Lorsqu'un ancien combattant atteint l'âge de 65 ans, il a droit à la prestation de sécurité du revenu de retraite ou à une prestation de retraite supplémentaire.
Au bout du compte, tous les vétérans qui se présentent à l'un de nos nombreux bureaux de secteur peuvent aujourd'hui avoir l'assurance que la majorité de notre financement sert à reconnaître leur douleur et leur souffrance ainsi qu'à établir et à maintenir les programmes de bien-être qui leur procurent un filet de sécurité durant leur rétablissement.
Permettez-moi de me répéter, car il s'agit d'un élément important. En fin de compte, je peux dire à tout ancien combattant qui vient dans l'un de nos nombreux bureaux régionaux aujourd'hui qu'il peut avoir la garantie que la majeure partie de notre financement vise à reconnaître sa douleur et ses souffrances, et à établir et à maintenir les programmes de bien-être qui constituent un filet de sécurité pendant son rétablissement.
Mais il nous reste du pain sur la planche. Nous nous évertuons à améliorer les éléments de sécurité financière et de mieux-être de la Nouvelle Charte des anciens combattants afin d'aider les anciens combattants et leur famille à opérer la transition vers la vie civile et à faire des choix sur ce qu'ils entendent faire ensuite, qu'il s'agisse de travail, d'études ou d'autres activités.

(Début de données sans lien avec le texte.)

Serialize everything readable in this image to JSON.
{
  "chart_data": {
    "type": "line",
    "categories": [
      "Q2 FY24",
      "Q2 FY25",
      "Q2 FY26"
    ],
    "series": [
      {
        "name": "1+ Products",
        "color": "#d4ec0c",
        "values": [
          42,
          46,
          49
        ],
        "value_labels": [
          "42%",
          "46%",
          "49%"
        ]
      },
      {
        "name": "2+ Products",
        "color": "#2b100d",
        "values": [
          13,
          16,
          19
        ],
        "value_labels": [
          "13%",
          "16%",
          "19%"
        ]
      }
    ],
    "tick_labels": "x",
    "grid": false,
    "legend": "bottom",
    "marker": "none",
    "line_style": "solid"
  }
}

Ce Budget supplémentaire des dépenses (B) comporte essentiellement des fonds pour plusieurs initiatives budgétaires en 2017. Ce financement et notre fil conducteur ont pour but d'améliorer l'existence des anciens combattants canadiens, que ce soit par une amélioration des services d'éducation et d'emploi, la nouvelle allocation de reconnaissance des aidants naturels qui procure 1 000 $ par mois non imposables à l'aidant naturel, ou d'autres programmes d'importance névralgique que nous avons adoptés dans le budget de 2017, et qui seront mis en oeuvre le 1er avril 2018.
Bien entendu, une partie de ces fonds a servi à financer les Jeux Invictus 2017 de Toronto, où les militaires et les vétérans des Forces armées canadiennes profitent des bienfaits du sport alors qu'ils repoussent les obstacles et représentent fièrement notre pays. Même s'il s'agit d'un événement incroyable pour des millions de spectateurs, je sais parfaitement que de nombreux anciens combattants ont besoin d'une plus grande aide de notre part, et c'est la raison pour laquelle nous sommes ici aujourd'hui.
Nous sommes en passe d'améliorer notre soutien des anciens combattants. Par exemple, sur les 67 000 personnes qui ont bénéficié de l'augmentation de l'indemnité d'invalidité qui se reflète dans ce budget, ce qui a remis environ 700 millions de dollars dans les poches des anciens combattants, environ 37 000 ont reçu ce paiement modifié immédiatement, grâce à l'adoption d'un système entièrement automatisé.
Après avoir tant fait pour améliorer les prestations qui constituent notre modèle de mieux-être et avoir assuré le succès de la Nouvelle Charte des anciens combattants, nous annoncerons prochainement d'autres éléments sur notre option de pension mensuelle pour les anciens combattants. Nous savons que cette annonce est attendue avec impatience. Nous nous sommes engagés à offrir aux anciens combattants et à leur famille les meilleures options qui existent pour garantir leur sécurité financière et leur assurer le meilleur soutien possible dans leur vie après l'armée.
Nous sommes tous ici au service des anciens combattants du Canada. En définitive, ceux et celles qui ont besoin de notre aide aujourd'hui ou à l'avenir doivent savoir que nous sommes ici pour les aider, et que nous continuerons de nous améliorer et de nous adapter aux besoins de notre communauté croissante et diversifiée d'anciens combattants, en particulier grâce à l'aide de ce comité.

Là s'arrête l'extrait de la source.